Paper 1 addresses a rapidly expanding and highly cited field (Vision-Language-Action models/Robotics). It democratizes research by enabling consumer-grade GPU training, introduces a benchmark (CEBench), and releases open-source code/models, which typically drives high citation counts and community adoption. While Paper 2 is methodologically rigorous and provides solid engineering for a specific control problem, its impact is narrower, limited to the specialized niche of autonomous helicopter landing, and relies on simulation-only validation without the broad applicability or open-source ecosystem of Paper 1.

vs. Automated Robotic Needle Puncture for Percutaneous Dilatational Tracheostomy

gpt-5.22/27/2026

Paper 2 has higher likely scientific impact due to broader, faster-moving relevance and community reuse: it introduces a cross-embodiment benchmark plus an open-source lightweight VLA baseline targeting a key bottleneck (compute/pretraining), which can influence many labs and downstream applications across robotics and ML. Although empirical support for mobile manipulation is thin and some baselines are missing, benchmarks/datasets and practical training recipes often become widely adopted. Paper 1 is methodologically rigorous and clinically meaningful but is narrow in scope and early-stage (mannequin-only), limiting near-term uptake and cross-field impact.

vs. HiCrowd: Hierarchical Crowd Flow Alignment for Dense Human Environments

claude-opus-4.62/27/2026

Paper 2 addresses a broader and more timely problem—making VLA models practical for consumer-grade deployment across diverse embodiments—with higher potential to influence the rapidly growing VLA community. Its benchmark (CEBench), systematic ablations, open-source commitment, and strong CALVIN results with a 0.5B model provide actionable insights for a wide audience. While both papers have methodological limitations, Paper 2's scope spans multiple embodiments and tasks, bridges manipulation and navigation, and targets a critical scalability bottleneck. Paper 1, though well-designed, addresses a narrower problem (crowd navigation) with more incremental contributions.

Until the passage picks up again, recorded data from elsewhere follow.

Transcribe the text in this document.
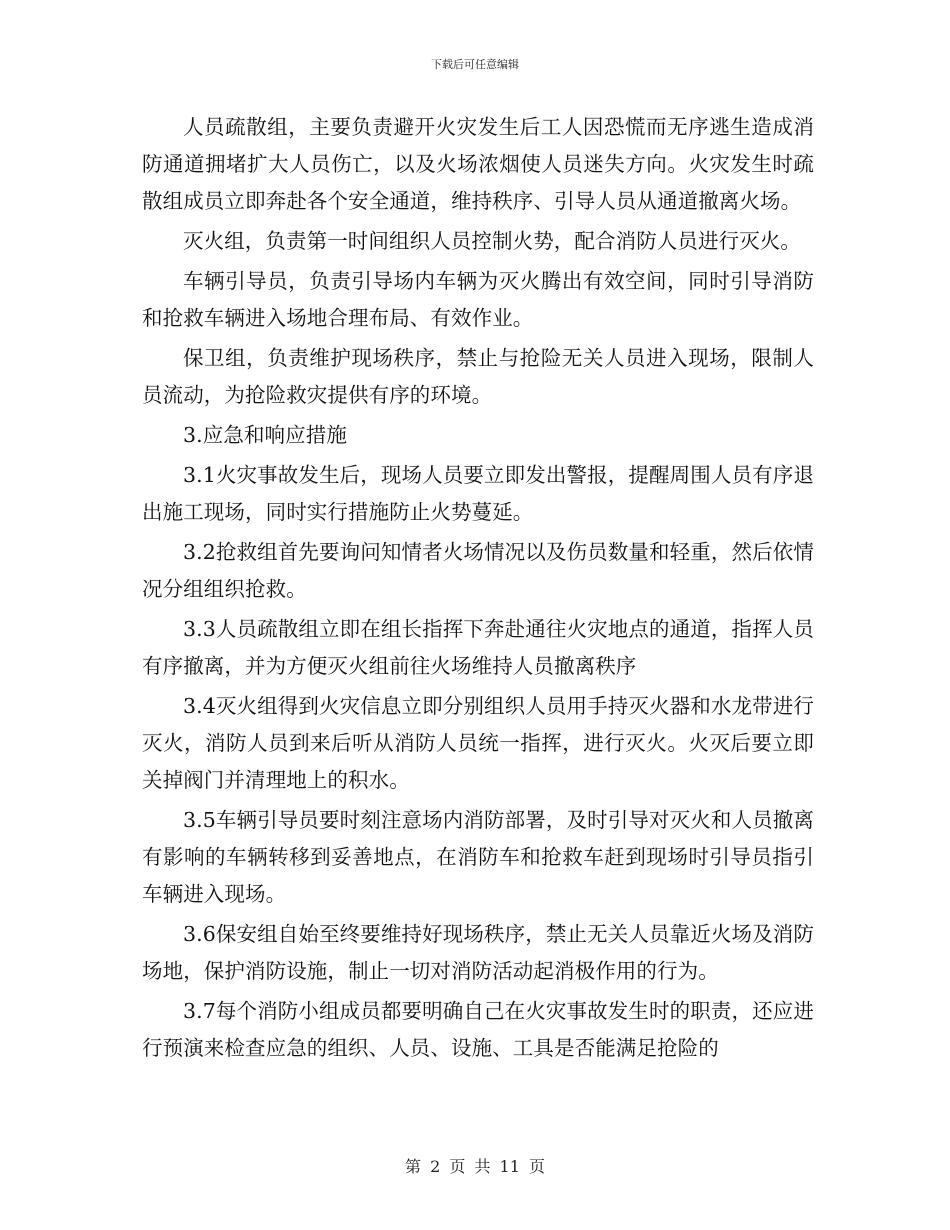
下载后可任意编辑

人员疏散组，主要负责避开火灾发生后工人因恐慌而无序逃生造成消防通道拥堵扩大人员伤亡，以及火场浓烟使人员迷失方向。火灾发生时疏散组成员立即奔赴各个安全通道，维持秩序、引导人员从通道撤离火场。

灭火组，负责第一时间组织人员控制火势，配合消防人员进行灭火。

车辆引导员，负责引导场内车辆为灭火腾出有效空间，同时引导消防和抢救车辆进入场地合理布局、有效作业。

保卫组，负责维护现场秩序，禁止与抢险无关人员进入现场，限制人员流动，为抢险救灾提供有序的环境。

3.应急和响应措施

3.1火灾事故发生后，现场人员要立即发出警报，提醒周围人员有序退出施工现场，同时实行措施防止火势蔓延。

3.2抢救组首先要询问知情者火场情况以及伤员数量和轻重，然后依情况分组组织抢救。

3.3人员疏散组立即在组长指挥下奔赴通往火灾地点的通道，指挥人员有序撤离，并为方便灭火组前往火场维持人员撤离秩序

3.4灭火组得到火灾信息立即分别组织人员用手持灭火器和水龙带进行灭火，消防人员到来后听从消防人员统一指挥，进行灭火。火灭后要立即关掉阀门并清理地上的积水。

3.5车辆引导员要时刻注意场内消防部署，及时引导对灭火和人员撤离有影响的车辆转移到妥善地点，在消防车和抢救车赶到现场时引导员指引车辆进入现场。

3.6保安组自始至终要维持好现场秩序，禁止无关人员靠近火场及消防场地，保护消防设施，制止一切对消防活动起消极作用的行为。

3.7每个消防小组成员都要明确自己在火灾事故发生时的职责，还应进行预演来检查应急的组织、人员、设施、工具是否能满足抢险的

第 2 页 共 11 页
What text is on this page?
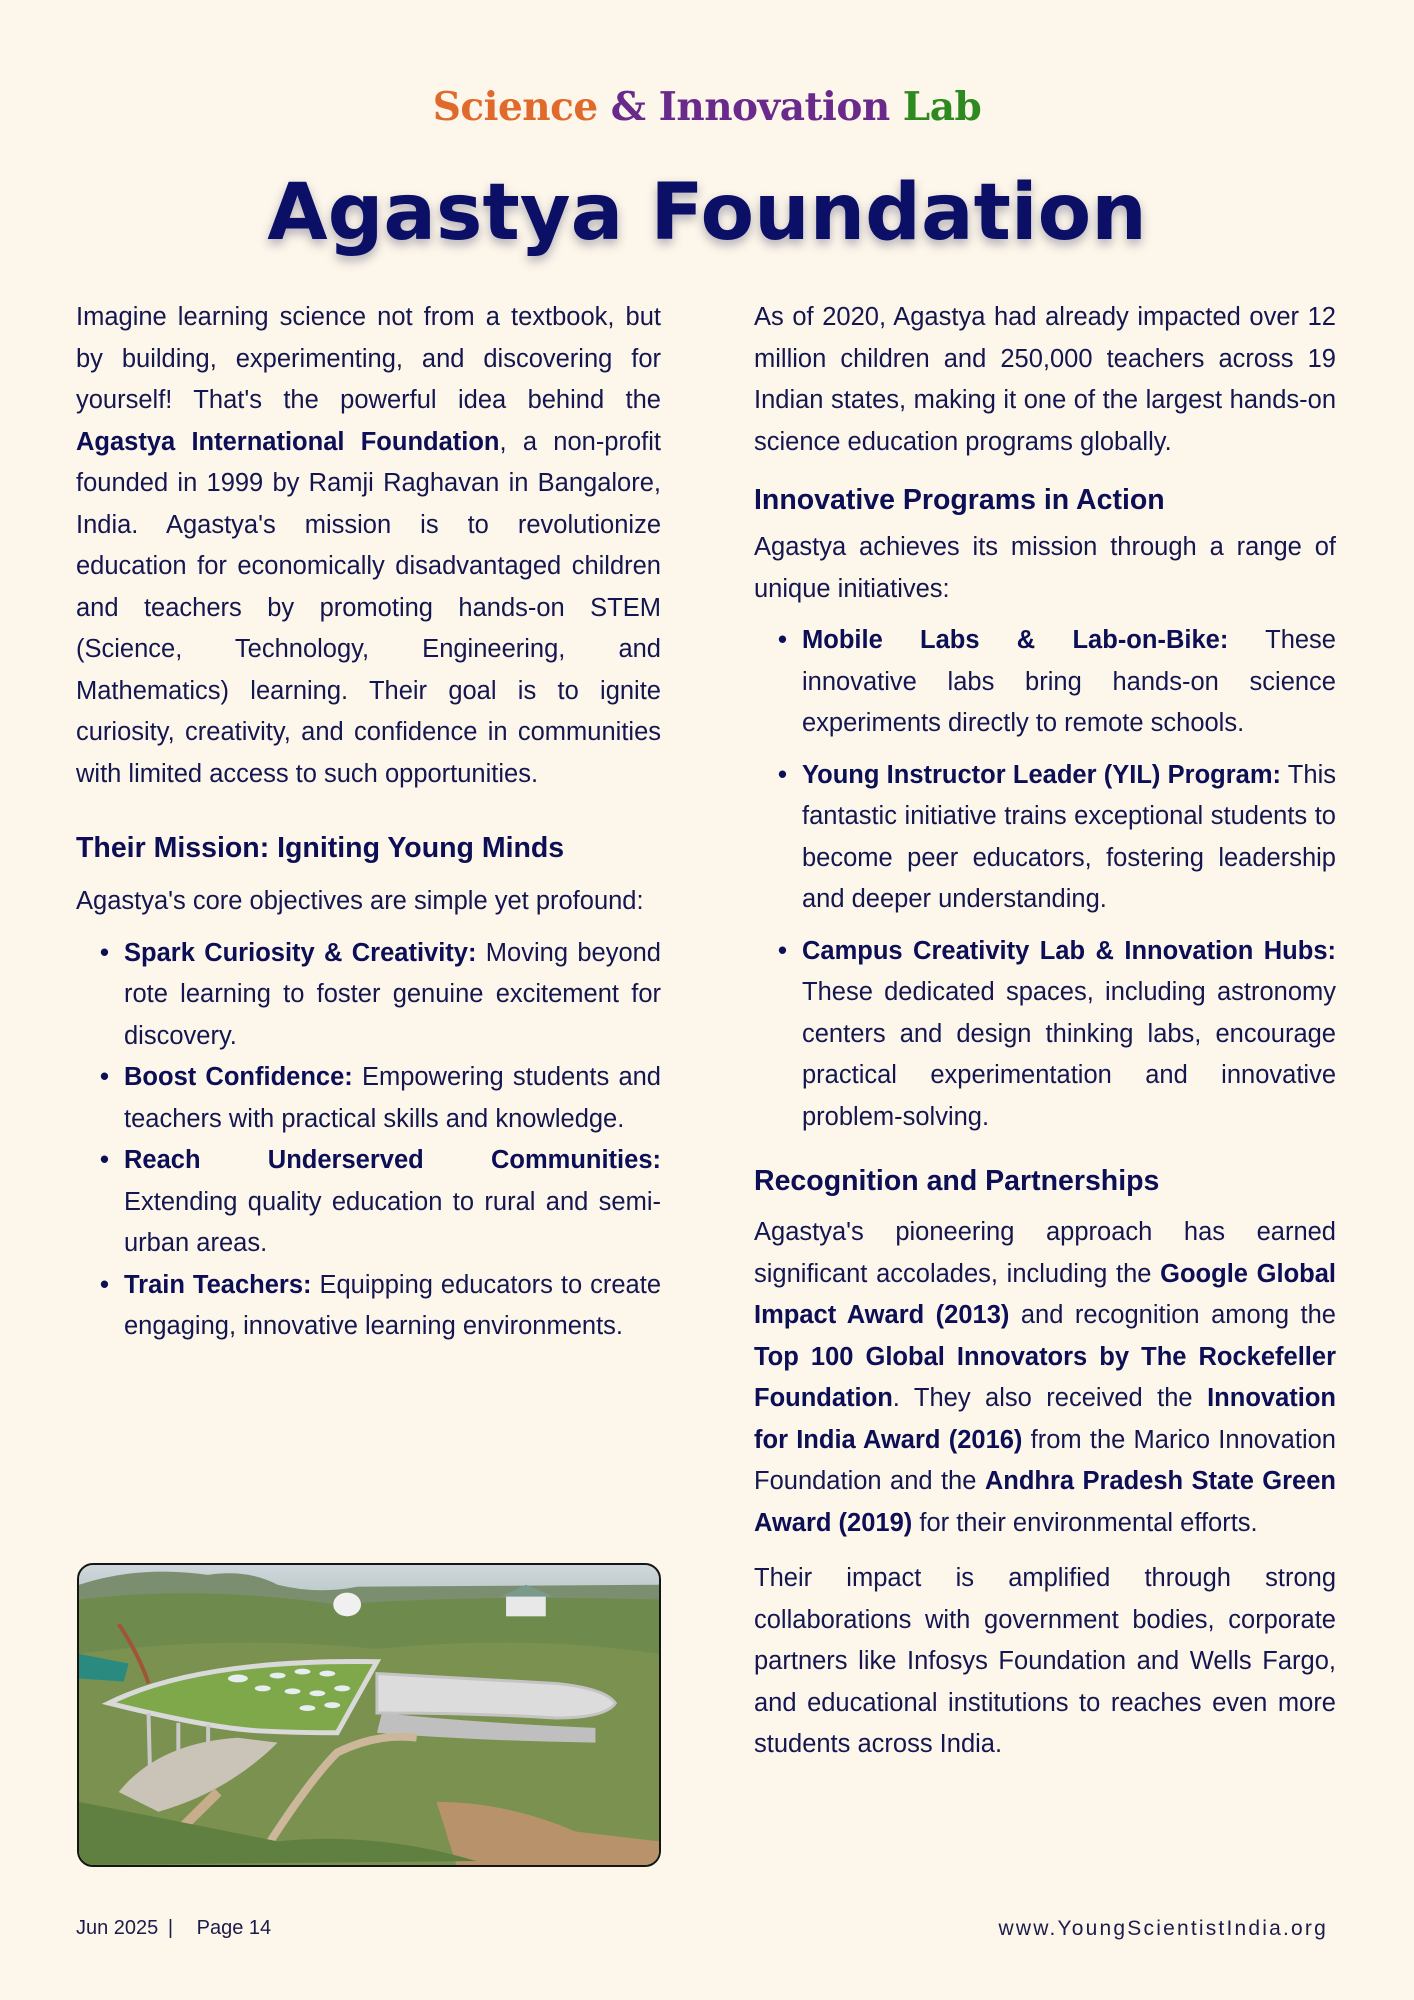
Science & Innovation Lab
Agastya Foundation

Imagine learning science not from a textbook, but by building, experimenting, and discovering for yourself! That's the powerful idea behind the Agastya International Foundation, a non-profit founded in 1999 by Ramji Raghavan in Bangalore, India. Agastya's mission is to revolutionize education for economically disadvantaged children and teachers by promoting hands-on STEM (Science, Technology, Engineering, and Mathematics) learning. Their goal is to ignite curiosity, creativity, and confidence in communities with limited access to such opportunities.

Their Mission: Igniting Young Minds

Agastya's core objectives are simple yet profound:

• Spark Curiosity & Creativity: Moving beyond rote learning to foster genuine excitement for discovery.
• Boost Confidence: Empowering students and teachers with practical skills and knowledge.
• Reach Underserved Communities: Extending quality education to rural and semi-urban areas.
• Train Teachers: Equipping educators to create engaging, innovative learning environments.

As of 2020, Agastya had already impacted over 12 million children and 250,000 teachers across 19 Indian states, making it one of the largest hands-on science education programs globally.

Innovative Programs in Action

Agastya achieves its mission through a range of unique initiatives:

• Mobile Labs & Lab-on-Bike: These innovative labs bring hands-on science experiments directly to remote schools.
• Young Instructor Leader (YIL) Program: This fantastic initiative trains exceptional students to become peer educators, fostering leadership and deeper understanding.
• Campus Creativity Lab & Innovation Hubs: These dedicated spaces, including astronomy centers and design thinking labs, encourage practical experimentation and innovative problem-solving.
Recognition and Partnerships

Agastya's pioneering approach has earned significant accolades, including the Google Global Impact Award (2013) and recognition among the Top 100 Global Innovators by The Rockefeller Foundation. They also received the Innovation for India Award (2016) from the Marico Innovation Foundation and the Andhra Pradesh State Green Award (2019) for their environmental efforts.

Their impact is amplified through strong collaborations with government bodies, corporate partners like Infosys Foundation and Wells Fargo, and educational institutions to reaches even more students across India.

Jun 2025 | Page 14	www.YoungScientistIndia.org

vs. When to Act, Ask, or Learn: Uncertainty-Aware Policy Steering

gemini-32/27/2026

Paper 1 (UPS) introduces a fundamentally novel theoretical framework for safe robot deployment by combining conformal prediction with VLM reasoning. Its methodological rigor, providing statistical guarantees for when a robot should ask for help versus act, addresses a critical bottleneck in trust and reliability for embodied AI. The Bayesian intent factorization is a sophisticated contribution to VLM calibration. In contrast, Paper 2 is largely an engineering consolidation—combining existing techniques (action chunking, multi-view perception) to create a lightweight model. While practical, it lacks the theoretical depth and novel algorithmic contribution of Paper 1.